La solidarietà del mondo politico e sindacale è stata esplicita e unanime dopo gli attacchi subiti da due sedi della...

«Non ci faremo intimidire»

La solidarietà del mondo politico e sindacale è stata esplicita e unanime dopo gli attacchi subiti da due sedi della Cisl a Roma e Merate. L’obiettivo ora per il sindacato guidato da Raffaele Bonanni è preparare al meglio la manifestazione di sabato a Roma. Una piazza già prenotata con la Uil, e che avrà come tema prescelto “il lavoro”, ma inevitabilmente si carica di altri significati simbolici.
Domanda. Anna Maria Furlan, segretario confederale della Cisl, dopo i blitz e il lancio di uova contro le vostre sedi di Merate e Roma, lei ha dichiarato «Non ci faremo intimidire». Siamo davvero a questo punto?
Risposta. «Quelli accaduti sono fatti estremamente gravi. la Cisl risponderà confermando tutto il suo lavoro per la coesione e la difesa del valore sociale del lavoro. Su questo non ci spostiamo di un millimetro».
D. Vi sentite un sindacato nel mirino?
R. «Purtroppo gli attacchi sono ormai continui, e sempre con la presenza di esponenti dei centri sociali e a volte di delegati Fiom. Ricordo la sequenza: il primo episodio, il lancio del fumogeno a Bonanni a Torino alla festa del Pd. Poi l’attacco al segretario regionale veneto a Vicenza. Quindi quelli alle sedi di Bergamo, Como e Livorno. E ora la Cisl nazionale. Anche nei posti di lavoro i nostri delegati denunciano insulti e un clima pesante».
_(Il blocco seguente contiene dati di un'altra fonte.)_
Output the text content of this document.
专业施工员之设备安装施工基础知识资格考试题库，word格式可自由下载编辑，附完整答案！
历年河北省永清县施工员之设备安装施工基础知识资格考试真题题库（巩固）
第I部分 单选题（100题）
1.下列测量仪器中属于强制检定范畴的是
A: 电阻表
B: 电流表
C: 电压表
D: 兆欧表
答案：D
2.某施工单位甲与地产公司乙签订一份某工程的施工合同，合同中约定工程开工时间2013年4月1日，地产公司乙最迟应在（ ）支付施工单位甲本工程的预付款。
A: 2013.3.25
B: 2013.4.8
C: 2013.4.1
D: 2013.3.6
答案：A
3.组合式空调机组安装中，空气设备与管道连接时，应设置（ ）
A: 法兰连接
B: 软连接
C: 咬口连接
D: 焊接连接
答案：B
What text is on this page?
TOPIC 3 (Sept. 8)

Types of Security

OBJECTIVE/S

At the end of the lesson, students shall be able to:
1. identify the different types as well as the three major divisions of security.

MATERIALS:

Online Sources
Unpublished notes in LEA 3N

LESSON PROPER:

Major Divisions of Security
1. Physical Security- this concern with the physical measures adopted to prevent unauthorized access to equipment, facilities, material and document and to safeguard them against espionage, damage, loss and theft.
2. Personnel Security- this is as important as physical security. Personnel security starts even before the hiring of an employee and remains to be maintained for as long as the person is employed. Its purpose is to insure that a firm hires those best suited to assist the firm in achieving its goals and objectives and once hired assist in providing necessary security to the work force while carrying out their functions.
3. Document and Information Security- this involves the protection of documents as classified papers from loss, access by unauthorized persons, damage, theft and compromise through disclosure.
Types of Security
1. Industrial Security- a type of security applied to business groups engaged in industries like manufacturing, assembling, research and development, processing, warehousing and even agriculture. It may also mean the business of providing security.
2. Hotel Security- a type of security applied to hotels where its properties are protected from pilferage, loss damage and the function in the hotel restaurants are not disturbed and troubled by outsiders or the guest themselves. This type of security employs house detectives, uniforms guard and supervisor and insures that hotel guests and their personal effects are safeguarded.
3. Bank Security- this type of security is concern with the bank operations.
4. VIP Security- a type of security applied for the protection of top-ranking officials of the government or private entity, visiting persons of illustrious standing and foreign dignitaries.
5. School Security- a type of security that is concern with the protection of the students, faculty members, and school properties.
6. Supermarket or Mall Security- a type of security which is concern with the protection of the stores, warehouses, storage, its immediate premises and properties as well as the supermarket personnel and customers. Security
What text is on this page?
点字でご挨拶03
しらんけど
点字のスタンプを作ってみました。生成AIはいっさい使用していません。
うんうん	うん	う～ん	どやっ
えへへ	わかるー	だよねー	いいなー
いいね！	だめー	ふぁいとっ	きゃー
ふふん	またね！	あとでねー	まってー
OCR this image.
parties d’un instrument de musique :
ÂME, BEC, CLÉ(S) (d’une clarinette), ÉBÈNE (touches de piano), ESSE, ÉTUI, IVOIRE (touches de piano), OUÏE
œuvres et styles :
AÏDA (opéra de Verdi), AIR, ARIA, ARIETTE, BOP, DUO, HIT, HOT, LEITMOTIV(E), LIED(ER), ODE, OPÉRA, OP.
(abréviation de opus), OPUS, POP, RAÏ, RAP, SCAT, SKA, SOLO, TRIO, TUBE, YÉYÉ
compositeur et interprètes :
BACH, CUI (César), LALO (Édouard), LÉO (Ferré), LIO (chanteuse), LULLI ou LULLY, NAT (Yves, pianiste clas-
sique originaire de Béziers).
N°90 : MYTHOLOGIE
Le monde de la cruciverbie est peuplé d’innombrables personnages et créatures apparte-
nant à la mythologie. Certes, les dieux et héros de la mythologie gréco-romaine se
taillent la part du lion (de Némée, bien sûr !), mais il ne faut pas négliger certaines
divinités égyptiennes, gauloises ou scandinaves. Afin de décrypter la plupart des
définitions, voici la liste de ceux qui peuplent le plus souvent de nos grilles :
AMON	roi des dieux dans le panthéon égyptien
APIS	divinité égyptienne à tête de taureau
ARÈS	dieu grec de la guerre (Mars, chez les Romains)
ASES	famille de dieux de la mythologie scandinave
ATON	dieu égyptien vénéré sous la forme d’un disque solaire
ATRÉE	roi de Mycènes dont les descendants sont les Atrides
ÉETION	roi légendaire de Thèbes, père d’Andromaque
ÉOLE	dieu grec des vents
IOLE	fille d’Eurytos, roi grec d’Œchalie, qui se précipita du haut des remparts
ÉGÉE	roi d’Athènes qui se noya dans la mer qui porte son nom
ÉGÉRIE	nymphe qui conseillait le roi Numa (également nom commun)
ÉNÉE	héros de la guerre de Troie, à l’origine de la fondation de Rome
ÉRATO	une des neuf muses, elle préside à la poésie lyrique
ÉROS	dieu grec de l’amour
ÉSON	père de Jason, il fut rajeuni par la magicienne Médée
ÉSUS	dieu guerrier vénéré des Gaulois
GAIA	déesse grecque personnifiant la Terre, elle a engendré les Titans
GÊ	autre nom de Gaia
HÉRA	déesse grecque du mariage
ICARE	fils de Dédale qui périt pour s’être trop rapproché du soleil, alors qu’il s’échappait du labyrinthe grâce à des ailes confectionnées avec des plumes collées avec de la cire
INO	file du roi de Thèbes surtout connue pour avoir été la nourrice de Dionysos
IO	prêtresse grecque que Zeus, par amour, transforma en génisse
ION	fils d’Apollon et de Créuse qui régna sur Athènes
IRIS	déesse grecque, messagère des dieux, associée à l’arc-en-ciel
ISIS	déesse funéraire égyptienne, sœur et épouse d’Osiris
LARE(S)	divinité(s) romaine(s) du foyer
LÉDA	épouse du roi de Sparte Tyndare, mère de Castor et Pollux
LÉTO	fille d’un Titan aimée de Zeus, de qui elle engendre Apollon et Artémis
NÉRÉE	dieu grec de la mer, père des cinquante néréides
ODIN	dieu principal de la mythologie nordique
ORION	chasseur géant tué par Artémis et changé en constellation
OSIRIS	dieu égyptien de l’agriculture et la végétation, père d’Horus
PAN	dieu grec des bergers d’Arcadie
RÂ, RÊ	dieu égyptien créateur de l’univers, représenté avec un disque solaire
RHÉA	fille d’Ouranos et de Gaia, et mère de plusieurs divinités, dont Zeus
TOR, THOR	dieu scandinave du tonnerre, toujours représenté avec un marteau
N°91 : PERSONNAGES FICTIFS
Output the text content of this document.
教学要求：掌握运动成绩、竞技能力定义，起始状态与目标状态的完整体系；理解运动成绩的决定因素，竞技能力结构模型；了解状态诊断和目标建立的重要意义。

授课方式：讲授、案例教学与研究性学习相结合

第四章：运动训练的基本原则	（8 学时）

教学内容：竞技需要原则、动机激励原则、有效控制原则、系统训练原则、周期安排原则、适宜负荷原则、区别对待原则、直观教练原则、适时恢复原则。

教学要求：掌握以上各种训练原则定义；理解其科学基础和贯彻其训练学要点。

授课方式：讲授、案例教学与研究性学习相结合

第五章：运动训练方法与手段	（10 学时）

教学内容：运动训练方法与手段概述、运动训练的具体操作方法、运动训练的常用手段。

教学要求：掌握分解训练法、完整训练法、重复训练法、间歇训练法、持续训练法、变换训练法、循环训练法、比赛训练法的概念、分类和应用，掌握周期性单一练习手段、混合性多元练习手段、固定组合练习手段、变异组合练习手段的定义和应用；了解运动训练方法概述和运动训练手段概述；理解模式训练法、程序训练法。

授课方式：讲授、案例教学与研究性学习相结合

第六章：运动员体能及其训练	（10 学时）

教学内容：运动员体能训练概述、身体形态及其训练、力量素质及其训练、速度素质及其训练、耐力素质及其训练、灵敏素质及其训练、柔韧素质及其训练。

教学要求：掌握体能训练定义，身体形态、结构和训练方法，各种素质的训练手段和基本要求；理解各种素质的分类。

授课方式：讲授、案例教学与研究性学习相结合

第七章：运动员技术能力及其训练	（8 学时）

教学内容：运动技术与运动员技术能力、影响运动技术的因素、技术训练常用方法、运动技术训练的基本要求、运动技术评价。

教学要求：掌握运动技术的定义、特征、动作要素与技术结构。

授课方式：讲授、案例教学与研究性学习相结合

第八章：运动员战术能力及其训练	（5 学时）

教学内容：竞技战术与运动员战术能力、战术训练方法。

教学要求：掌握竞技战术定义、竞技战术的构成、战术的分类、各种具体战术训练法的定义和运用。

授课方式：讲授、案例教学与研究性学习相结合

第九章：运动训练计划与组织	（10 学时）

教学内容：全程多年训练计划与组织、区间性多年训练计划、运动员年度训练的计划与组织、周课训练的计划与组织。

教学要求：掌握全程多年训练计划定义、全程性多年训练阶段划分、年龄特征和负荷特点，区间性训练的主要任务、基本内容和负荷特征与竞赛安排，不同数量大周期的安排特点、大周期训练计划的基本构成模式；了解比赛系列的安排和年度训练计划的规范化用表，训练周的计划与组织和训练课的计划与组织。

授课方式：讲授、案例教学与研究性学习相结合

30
D. Da dove nasce secondo voi?
R. «Dal non rispetto delle opinioni altrui e dall’incapacità di confronto. In questi casi spesso si passa dalla violenza verbale a quella fisica».
D. Qualcuno evoca addirittura gli anni di piombo. Non sarà più banalmente che il clima è surriscaldato da una situazione sociale pesante?
R. «Non c’è dubbio che la crisi sia pesante. Per questo nostro impegno è sulle migliaia di vertenze in corso, ma anche perché i temi della competitività e della qualità del lavoro tornino centrali. Un esempio positivo è l’accordo di Pomigliano che consente a un’impresa di ripartire con capacità produttiva e competitività sui mercati».
D. Bonanni l’ha sentito?
R. «Sì, e l’ho trovato più che mai impegnato a preparare la manifestazione di sabato che faremo con la Uil Sarà quella la nostra risposta a chi attacca oggi le sedi sindacali».
D. Una manifestazioone senza la Cgil. Nemmeno con la Camusso sarà possibile dialogare?
R. «Io mi auguro sempre che il dialogo riprenda, con l’attuale e con il prossimo segretario. Ma questo si fa solo rispettando le idee di tutti».